Archaeologists excavating in a Utah ghost town have turned up a rare find: a house belonging to 19th-century Chinese workers on the transcontinental railroad.
The house — now just a layer of floorboards scattered with artifacts such as Chinese coins and stoneware — is the first-ever completely excavated Chinese home on the transcontinental railroad. More than 11,000 immigrants from China helped build the railroad, which connected the Eastern lines in Iowa to the San Francisco Bay. But these workers are often left out of historical documents from the late 1800s, said Christopher Merritt, the state historic preservation officer with the Utah Division of State History. The presence of a Chinatown wasn’t on any map of Terrace, for example.
“Being able to open up a whole house for the first time gives us a really interesting lens” on the Chinese railroad worker community, Merritt said.
The town of Terrace materialized in far northwest Utah with the building of the railroad in the late 1860s. It was a railroad maintenance town, populated by 500 or so people at its peak. But in 1902, the railroad opened a cutoff route with a trestle across the Great Salt Lake, which meant workers didn’t need to travel around the lake or pass by Terrace. By 1904, Terrace was gone.
A fire in the early 1900s erased much of the town’s main street, but artifacts remained scattered on the ground. Looting and vandalism are common problems, Merritt said, but the artifacts represented a “time capsule of a boomtown,” so state archaeologists desperately wanted to study and protect the site.
Working closely with the Utah-based Chinese Railroad Workers Descendants Association, the archaeological team conducted two digs at the site.
“The amount of material culture, artifacts on the ground, is staggering,” Merritt told Live Science. Archaeologists collected 10,000 to 20,000 items that had been preserved by the dry desert climate. These items revealed something not on any map: the location of Terrace’s Chinatown.
Chinese culture on the transcontinental railroad
The researchers could tell where the Chinese workers in Terrace lived based on artifacts such as Chinese coins, gaming pieces, Chinese porcelain bowl fragments and stoneware that would have been used to hold soy sauce and vinegar. From China, these goods would have crossed the Pacific by ship to San Francisco, where workers loaded them onto a train for a journey to this “podunk” little town, Merritt said. The archaeologists and volunteers at the dig even found melon seeds, peanut shells and Chinese dates preserved at the site.
The 1870 Census records 56 Chinese workers living in Terrace at the town’s peak, Merritt said, but Census records often undercount minority and immigrant groups. It’s possible that as many as 100 Chinese workers called the town a temporary home at its peak. There was no legal requirement for segregation between these workers and the town’s white residents, he said, but discrimination and racism kept the two communities apart.

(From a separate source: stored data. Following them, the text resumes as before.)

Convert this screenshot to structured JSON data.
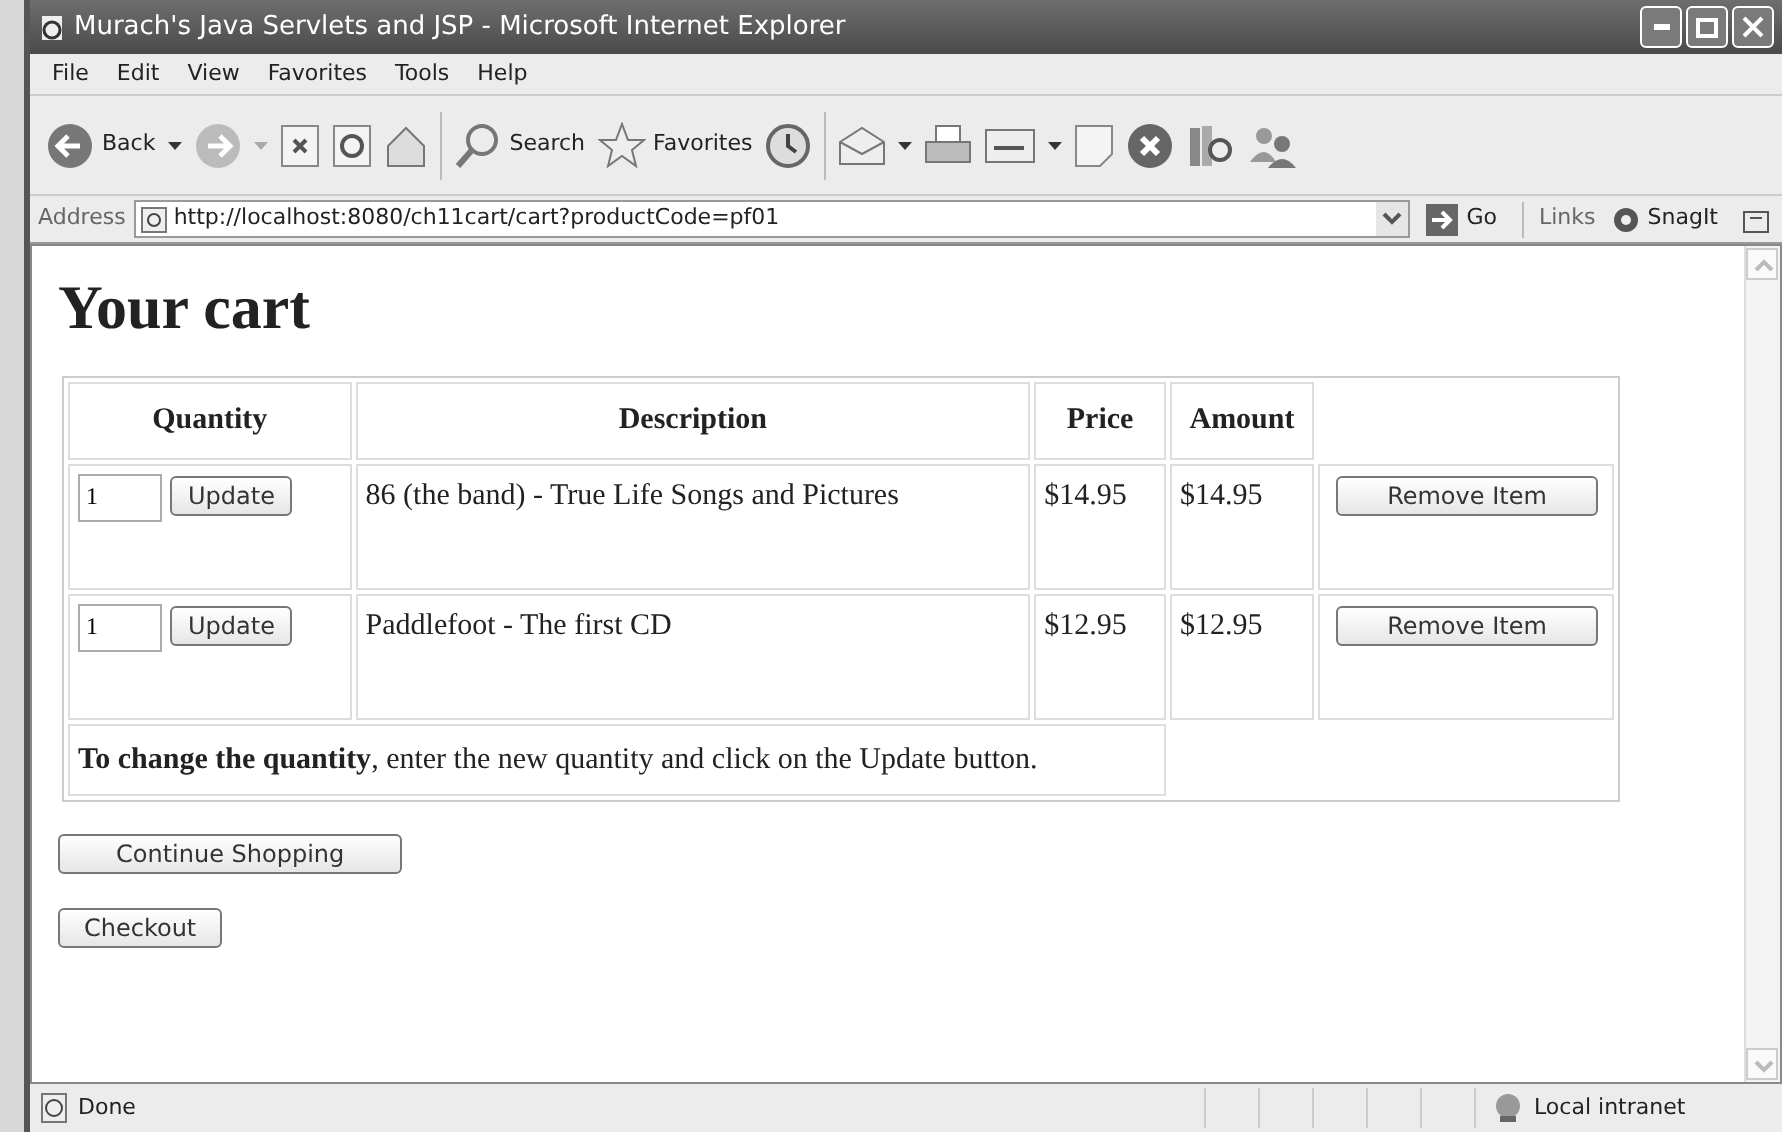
{
  "window": {
    "title": "Murach's Java Servlets and JSP - Microsoft Internet Explorer"
  },
  "menu": [
    "File",
    "Edit",
    "View",
    "Favorites",
    "Tools",
    "Help"
  ],
  "toolbar": {
    "back": "Back",
    "search": "Search",
    "favorites": "Favorites"
  },
  "address_bar": {
    "label": "Address",
    "url": "http://localhost:8080/ch11cart/cart?productCode=pf01",
    "go": "Go",
    "links": "Links",
    "snagit": "SnagIt"
  },
  "page": {
    "heading": "Your cart",
    "columns": [
      "Quantity",
      "Description",
      "Price",
      "Amount"
    ],
    "rows": [
      {
        "quantity": "1",
        "update": "Update",
        "description": "86 (the band) - True Life Songs and Pictures",
        "price": "$14.95",
        "amount": "$14.95",
        "remove": "Remove Item"
      },
      {
        "quantity": "1",
        "update": "Update",
        "description": "Paddlefoot - The first CD",
        "price": "$12.95",
        "amount": "$12.95",
        "remove": "Remove Item"
      }
    ],
    "note": "**To change the quantity**, enter the new quantity and click on the Update button.",
    "buttons": [
      "Continue Shopping",
      "Checkout"
    ]
  },
  "status_bar": {
    "text": "Done",
    "zone": "Local intranet"
  }
}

The researchers did, however, discover evidence of at least one Chinese business right on the main street. The type of business wasn’t clear, but archaeologists found Chinese liquor jars, stoneware and porcelain in a building foundation. It may have been a grocery store, a laundry or even a restaurant, Merritt said.
“We don’t know that answer yet, but at least now we have one fixed point that there was a Chinese presence on this main street in Terrace,” Merritt said.
The researchers now plan to analyze more thoroughly the artifacts discovered at the site, hoping to reveal more stories of the workers who made the transcontinental railroad possible. Utah policymakers also hope to protect Terrace. State Rep. Karen Kwan, the president of the Chinese Railroad Workers Descendants Association, told KSL.com that she plans to introduce a resolution in the upcoming legislative sessions highlighting the importance of ghost towns like Terrace. New fencing and signage have also been erected to alert visitors to the identity of the site and to discourage looting.